A new city wastewater system is needed to meet state and federal requirements and avoid potential fines, officials say.
“I see no issues with this,” Commission Vice Chairman Brian Loomis said. “It definitely is for the betterment of the public and public health.”
The facility, a three-cell lagoon system with seasonal land application, is proposed to be built south of town, with the majority of the facility in Nez Perce County and the remaining portion in Latah County.
Scott Becker, principal engineer and president of Hodge and Associates in Moscow, said Nez Perce County approved a conditional-use permit for the facility Tuesday night.
“This was ultimately the best site that we could come up with,” said Becker, who represented Genesee at Wednesday’s meeting.
Becker said the proposed facility is in the area of city impact but is “out of sight, out of mind,” which makes it an ideal site.
The existing facility is southwest of town, mostly in Nez Perce County on Cow Creek Road. The facility was built in the 1930s and upgraded in the 1950s to replace public septic tanks with the current earthen-lined lagoon. It discharges water into Cow Creek, while the new facility is away from the creek and won’t discharge water into it, Becker said.
He said the new lagoons will treat wastewater and then irrigate surrounding vegetation with the treated water in the summer. The water will be stored in the winter.
The facility will also include modern liners that will prevent seepage beyond current limits, a nitrification unit that will enable the system to meet discharge ammonia limits and a disinfection unit, according to the Latah County Zoning Commission’s packet Wednesday.
Genesee residents passed a $6.2 million bond in 2019 to fund the construction of the facility.
The project has not been out to bid, so the exact price tag of the facility is unknown, Becker said after Wednesday’s meeting. He said he is unsure when it will be bid. The city has to close on the purchase of the land and Mountain Waterworks, an engineering firm in Lewiston, needs to finish the design of the project.
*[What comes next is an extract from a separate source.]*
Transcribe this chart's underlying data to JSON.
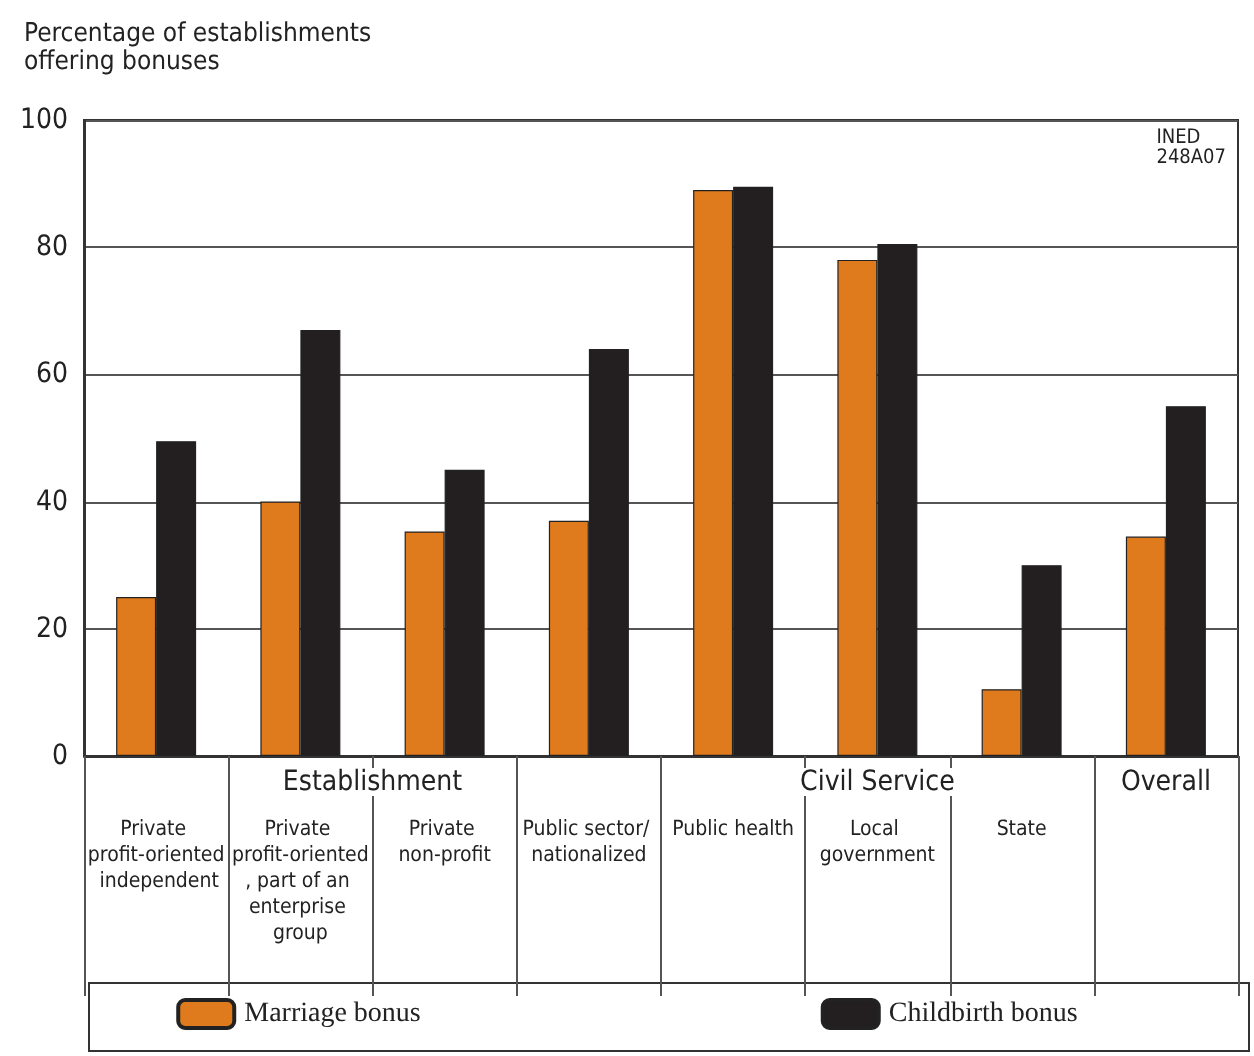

In 2017, Genesee received a wastewater discharge permit that includes requirements the existing facility does not meet, Ryan Rehder, Lewiston regional manager for Mountain Waterworks, said in 2019.
From 2014-17, Rehder said the city committed 1,326 violations of the Clean Water Act as a result of the deficient wastewater system. He said the seepage limit is based on a monthly average, so if a city does not meet that month’s limit, a violation is counted for each day of that month.
The EPA fined the city twice in the past five years as of 2019. The agency handed down the most recent fine in 2018 for $30,000 — negotiated down from $216,000 — which the city paid.